I believe in the beginning when they stated after the flood that they would keep everyone on the payroll, that many people confused this to mean everyone would continue to get paid. Those 2 things are not the same. Remaining on the payroll means continuing to qualify for benefits, etc. With their huge loss of revenue coupled with the vast expense to restore....there is no economical way it makes sense to pay everyone for not working, for 6 months. Right away the employees were told they would be paid through 6/12. 6/12 is 6 weeks beyond the flood. Even though 1,700 people lost their jobs yesterday, I believe they still have 30 more days of income. It is heartbreaking and devastating because jobs are hard to come by these days. And for many of these people it was a double blow, because they lost their homes too.

Joe continues to go to work 5 days per week. He is happy to be shuffled around doing whatever needs to be done. He still manages to feed the employees that are there. He helped in physical clean up. He helps in banquets to carry out catering obligations that were already booked. We are so thankful that they actually need him during this restoration period.

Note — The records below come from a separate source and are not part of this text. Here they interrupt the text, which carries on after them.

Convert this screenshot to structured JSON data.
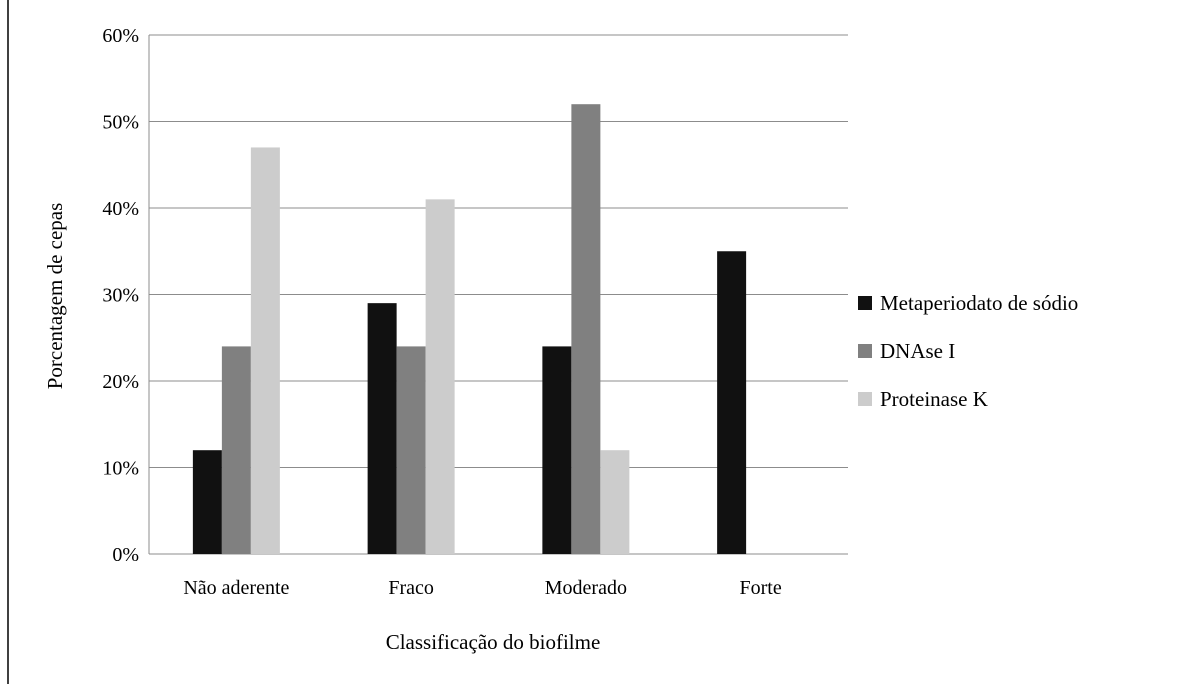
{
  "chart_data": {
    "type": "bar",
    "title": "",
    "xlabel": "Classificação do biofilme",
    "ylabel": "Porcentagem de cepas",
    "categories": [
      "Não aderente",
      "Fraco",
      "Moderado",
      "Forte"
    ],
    "series": [
      {
        "name": "Metaperiodato de sódio",
        "color": "#111111",
        "values": [
          12,
          29,
          24,
          35
        ]
      },
      {
        "name": "DNAse I",
        "color": "#808080",
        "values": [
          24,
          24,
          52,
          0
        ]
      },
      {
        "name": "Proteinase K",
        "color": "#cccccc",
        "values": [
          47,
          41,
          12,
          0
        ]
      }
    ],
    "ylim": [
      0,
      60
    ],
    "yticks": [
      "0%",
      "10%",
      "20%",
      "30%",
      "40%",
      "50%",
      "60%"
    ],
    "grid": true,
    "legend_position": "right"
  }
}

I just hate to see Gaylord criticized for not being able to do what they originally said to the media. The internal work force has known all along that their jobs might end of 6/12. The general public didn't know, but the stars did. Yesterday wasn't a shock to most of them, if even any of them. Even we were mentally and emotionally preparing for a job loss under our roof....because there were never any guarantees.

Gaylord has even reached out into the community and helped many of their employees get other jobs. I believe they are doing everything that they can, and I also believe that they genuinely care.

Yesterday when Joe got home there was a basket that had been delivered to our door. It was a thank you basket from Gaylord for his service and hard work since the flood. They didn't have to do that. He didn't even lose his job. I think they are truly feeling a deep desire to show their appreciation to their valued leaders for their dedication and their adaptation to working in something that is nowhere near normal.

Thank you to all who have been concerned for us. We feel safe now. But I ask that you remember the others in your prayers. A lot of hard working families will be devastated.


Pete A. family said...

Hi Melissa,

From 1500 miles away, it sounds as if Gaylord is an honorable company that did all they could, and much more than most companies would have done. I'm glad there are companies like that around. Certainly not all are. (And you're welcome to pass this comment on to them.)

We're still waiting and praying for God to move here. We've very much appreciated your offers of help.

Also haven't forgotten "your" wild horses. Yvette wants us to take a day and go back out into the area (about 35 miles from town) where we twice saw the herd of wild horses with their four babies. She's hoping to get some pictures to send you. Wild horse herds do, of course, move around, but this one has been in about the same place both times we saw them. There's a creek there, so they have water. And if they do move, there are only 3 or 4 areas they could go, and we would have a pretty good chance of locating them. How close we could get could be another question - we'll just have to see. Will let you know when we try it.

Our prayers and blessings for your family -

Pete, Yvonne, Yvette and Bill A.

Sarah said...

I'm sorry to hear so many have lost jobs, but I'm glad Joe is still employed. And thanks for sharing the inspiring information about how Gaylord treats their employees. Wow! What a great place to work. I pray the people who lost jobs will find good jobs soon.